Infancia
Jona Oberski
Traducción
de Jan Schalekamp
Ediciones
B
Barcelona,
2.005
127
páginas
16,90
euros
El precio de haber nacido
Este es un libro autobiográfico sobre cómo murió una
infancia sin llegar a haber sido. Y, lo más difícil de todo, escrito sin odio.
O al menos sin pretender denunciar el odio, los traumas, los pleitos y las
conclusiones horrorosas de uno de los procesos más infames de la historia de la
humanidad. Se nos dice que el autor, Jona Oberski, sobrevivió entre los cuatro
y los ocho años a un campo de concentración. Cerca de cumplir los cuarenta, se
decide a escribir sobre aquello utilizando como único instrumento documental su
propia memoria. Como no podía ser menos, los protagonistas reales del libro son
los padres, unos seres que durante la infancia forman parte inseparable de
nuestra alma. De ahí que Oberski haya decidido colocar la dedicatoria al final
del libro, y no al principio. Un final sorprendente que no revelaremos y que atañe
al complejo camino que es el seguir vivo.
Oberski no aturde con complejos truculentos, ni
denunciando episodios de violencia extrema ni nada por el estilo. Todo eso
queda al margen de lo registrado. Sí es cierto que el texto provoca angustia,
pero es más bien debida al conocimiento de lo explícito, de lo que está
ocurriendo fuera de lo narrado, que posee el lector. Los límites de los textos
breves que componen esta pequeña novela, son los mismos límites que tienen los
ojos de un niño: los párpados y el alcance al que llega la vista. Unido a este
acierto, está el lenguaje pulcro, de corto aliento, bastante neutral, que de
alguna manera nos remite a la obra de Imre Kertesz, Sin destino, con la cual se complementa de una manera sorprendente:
lo que en Infancia es la inocencia
pueril que justifica el orden flemático del lenguaje, en Sin destino será la pérdida de esa inocencia en la juventud,
sustituida por el cinismo, el motivo de recurrir a una voz indiferente. En
cualquiera de los dos libros, hechos trágicos, como la muerte, son cosas que
sencillamente suceden.
Pero Oberski no obvia, pese a su lenguaje, el
contenido lírico que debe tener una infancia, aunque sea la suya, aunque esté
maltratada, y como todo texto que se precie escrito desde la memoria, desde “la
verdadera patria de un hombre” (así definió a la infancia Rilke), el
descubrimiento del mundo adquiere matices líricos. En este caso definidos a
través de uno de los cinco sentidos: el de la vista. Desde ahí Oberski descubre
qué recibe de sus padres, cómo explicar la presencia de personajes secundarios
o de grupos de personajes que se comportan como un solo ente, o presta atención
a los restos de humanidad que como girones de alma rasgan el espacio del campo
de concentración (expresión que en ningún momento aparece) aquí y allá, y que
son los que sobrevivirán en la memoria del superviviente. El conocimiento
parcial se ve supeditado a su relación con los adultos, cuya única expresión
para transmitirle que están viviendo en guerra, es la costumbre de posponer las
explicaciones, hecho que no es infrecuente en la educación de cualquiera. De
hecho, por algo Oberski narra como si su infancia no hubiese transcurrido
hundido en el horror hasta las rodillas, sino al igual que si su aprendizaje
fundamental fuera el de cualquier otro niño. De ahí que lo mejor de esta obra
sea esa conclusión del aprendizaje, que es que no merece la pena sentir odio.

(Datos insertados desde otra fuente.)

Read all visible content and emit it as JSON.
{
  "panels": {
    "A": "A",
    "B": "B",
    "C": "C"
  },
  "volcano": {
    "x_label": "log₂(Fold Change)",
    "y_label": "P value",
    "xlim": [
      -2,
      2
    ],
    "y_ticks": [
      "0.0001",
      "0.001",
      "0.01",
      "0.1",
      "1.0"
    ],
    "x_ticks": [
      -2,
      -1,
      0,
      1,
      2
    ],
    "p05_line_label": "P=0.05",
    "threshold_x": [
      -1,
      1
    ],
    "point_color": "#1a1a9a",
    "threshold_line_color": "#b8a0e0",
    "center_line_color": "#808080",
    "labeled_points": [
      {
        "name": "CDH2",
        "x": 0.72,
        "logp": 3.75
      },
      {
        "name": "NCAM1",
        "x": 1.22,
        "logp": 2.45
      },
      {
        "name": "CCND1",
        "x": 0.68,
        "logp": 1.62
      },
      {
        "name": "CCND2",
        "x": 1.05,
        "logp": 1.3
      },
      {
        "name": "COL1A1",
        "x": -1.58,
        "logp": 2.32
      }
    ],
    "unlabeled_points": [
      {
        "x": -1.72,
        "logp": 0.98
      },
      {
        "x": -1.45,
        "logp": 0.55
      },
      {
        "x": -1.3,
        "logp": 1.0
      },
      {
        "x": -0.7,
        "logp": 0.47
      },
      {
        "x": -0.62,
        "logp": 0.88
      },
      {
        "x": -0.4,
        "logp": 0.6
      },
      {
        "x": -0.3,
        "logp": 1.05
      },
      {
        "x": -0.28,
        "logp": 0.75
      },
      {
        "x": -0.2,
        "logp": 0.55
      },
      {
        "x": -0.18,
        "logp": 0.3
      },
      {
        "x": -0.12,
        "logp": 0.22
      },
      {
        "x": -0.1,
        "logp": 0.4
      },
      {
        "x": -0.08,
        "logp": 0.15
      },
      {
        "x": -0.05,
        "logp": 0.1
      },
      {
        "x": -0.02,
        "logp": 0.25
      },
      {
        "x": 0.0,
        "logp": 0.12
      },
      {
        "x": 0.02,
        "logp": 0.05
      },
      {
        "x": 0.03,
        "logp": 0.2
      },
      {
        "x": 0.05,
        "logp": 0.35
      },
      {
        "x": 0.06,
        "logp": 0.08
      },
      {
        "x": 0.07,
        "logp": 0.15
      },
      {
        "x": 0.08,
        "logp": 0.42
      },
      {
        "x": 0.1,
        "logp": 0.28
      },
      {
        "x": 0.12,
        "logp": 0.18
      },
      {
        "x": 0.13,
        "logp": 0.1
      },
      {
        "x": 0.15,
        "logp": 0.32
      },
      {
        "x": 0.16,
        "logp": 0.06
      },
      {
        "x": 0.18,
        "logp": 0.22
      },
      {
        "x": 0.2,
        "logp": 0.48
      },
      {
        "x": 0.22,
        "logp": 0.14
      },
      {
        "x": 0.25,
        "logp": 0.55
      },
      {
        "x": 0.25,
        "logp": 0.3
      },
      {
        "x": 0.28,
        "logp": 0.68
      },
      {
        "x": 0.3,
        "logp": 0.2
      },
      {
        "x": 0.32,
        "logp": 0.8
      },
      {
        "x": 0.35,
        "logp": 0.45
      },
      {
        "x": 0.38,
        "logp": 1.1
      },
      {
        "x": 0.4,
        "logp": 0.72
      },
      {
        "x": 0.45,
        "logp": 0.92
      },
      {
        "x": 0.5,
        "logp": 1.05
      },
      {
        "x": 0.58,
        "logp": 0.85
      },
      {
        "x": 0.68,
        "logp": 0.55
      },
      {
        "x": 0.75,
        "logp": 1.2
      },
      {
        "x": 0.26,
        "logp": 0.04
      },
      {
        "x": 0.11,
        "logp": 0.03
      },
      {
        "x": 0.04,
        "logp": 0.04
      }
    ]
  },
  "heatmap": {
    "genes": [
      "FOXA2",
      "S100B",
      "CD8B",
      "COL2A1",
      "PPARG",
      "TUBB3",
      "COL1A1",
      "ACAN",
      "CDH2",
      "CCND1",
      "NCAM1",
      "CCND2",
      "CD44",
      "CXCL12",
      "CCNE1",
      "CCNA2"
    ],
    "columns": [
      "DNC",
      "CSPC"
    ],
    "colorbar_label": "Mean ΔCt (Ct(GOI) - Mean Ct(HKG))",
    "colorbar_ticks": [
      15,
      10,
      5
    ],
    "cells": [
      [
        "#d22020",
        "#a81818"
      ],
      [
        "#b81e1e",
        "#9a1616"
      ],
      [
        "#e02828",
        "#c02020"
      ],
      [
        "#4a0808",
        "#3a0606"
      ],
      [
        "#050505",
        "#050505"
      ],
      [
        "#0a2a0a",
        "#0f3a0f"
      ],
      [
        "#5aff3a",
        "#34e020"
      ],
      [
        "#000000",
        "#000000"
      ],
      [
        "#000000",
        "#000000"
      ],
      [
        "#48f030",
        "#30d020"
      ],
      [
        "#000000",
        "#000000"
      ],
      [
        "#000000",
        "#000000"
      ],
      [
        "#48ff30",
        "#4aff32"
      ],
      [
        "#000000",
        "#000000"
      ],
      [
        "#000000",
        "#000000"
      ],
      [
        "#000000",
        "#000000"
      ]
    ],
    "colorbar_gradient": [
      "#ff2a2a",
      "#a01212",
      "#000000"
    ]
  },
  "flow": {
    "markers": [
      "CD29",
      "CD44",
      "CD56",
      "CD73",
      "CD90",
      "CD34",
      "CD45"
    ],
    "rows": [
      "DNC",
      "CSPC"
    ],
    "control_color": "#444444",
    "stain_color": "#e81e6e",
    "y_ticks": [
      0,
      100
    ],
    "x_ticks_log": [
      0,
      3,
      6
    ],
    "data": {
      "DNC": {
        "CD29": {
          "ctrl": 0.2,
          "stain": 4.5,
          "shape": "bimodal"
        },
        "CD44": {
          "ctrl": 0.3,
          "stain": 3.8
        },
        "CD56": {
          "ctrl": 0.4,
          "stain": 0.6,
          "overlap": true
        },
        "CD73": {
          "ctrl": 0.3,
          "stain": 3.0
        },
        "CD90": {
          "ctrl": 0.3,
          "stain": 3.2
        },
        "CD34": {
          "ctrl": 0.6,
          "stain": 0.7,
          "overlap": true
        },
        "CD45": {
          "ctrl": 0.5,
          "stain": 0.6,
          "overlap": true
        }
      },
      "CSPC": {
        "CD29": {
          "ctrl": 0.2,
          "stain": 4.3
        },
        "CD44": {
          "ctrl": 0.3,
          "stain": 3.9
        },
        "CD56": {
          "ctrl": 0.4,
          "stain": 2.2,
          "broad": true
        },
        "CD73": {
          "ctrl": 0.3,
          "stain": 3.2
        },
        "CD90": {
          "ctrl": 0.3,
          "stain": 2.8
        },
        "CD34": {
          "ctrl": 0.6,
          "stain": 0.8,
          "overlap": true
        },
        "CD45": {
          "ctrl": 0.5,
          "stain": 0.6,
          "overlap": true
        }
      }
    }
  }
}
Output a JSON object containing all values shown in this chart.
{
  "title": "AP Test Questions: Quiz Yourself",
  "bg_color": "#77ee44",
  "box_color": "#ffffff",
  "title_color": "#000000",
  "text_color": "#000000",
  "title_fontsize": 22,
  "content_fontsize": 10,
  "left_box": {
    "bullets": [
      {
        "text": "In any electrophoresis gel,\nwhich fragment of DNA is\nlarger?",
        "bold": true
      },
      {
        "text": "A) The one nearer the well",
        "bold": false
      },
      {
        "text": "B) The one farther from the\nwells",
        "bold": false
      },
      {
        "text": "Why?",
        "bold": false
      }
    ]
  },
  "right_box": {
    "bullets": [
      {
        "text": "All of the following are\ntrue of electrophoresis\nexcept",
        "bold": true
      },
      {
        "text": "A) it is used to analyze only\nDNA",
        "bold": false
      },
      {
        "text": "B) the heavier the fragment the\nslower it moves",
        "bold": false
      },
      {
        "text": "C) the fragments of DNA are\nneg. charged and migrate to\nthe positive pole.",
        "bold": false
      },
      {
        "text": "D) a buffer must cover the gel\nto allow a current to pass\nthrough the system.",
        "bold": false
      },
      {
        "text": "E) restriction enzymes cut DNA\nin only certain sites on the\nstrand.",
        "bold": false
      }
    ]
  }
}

Oberski nos lega la idea de que su vida se hubiera visto abocada a la
destrucción interior de guiarse por esta fiebre. Sin embargo, no ha podido
dejar de escribir un libro que no cierra heridas, sino que hecha bálsamo y las
acaricia. La lectura de Infancia es
la primera noticia que he tenido que la existencia de Jona Oberski, pero
juraría que se trata de una buena persona.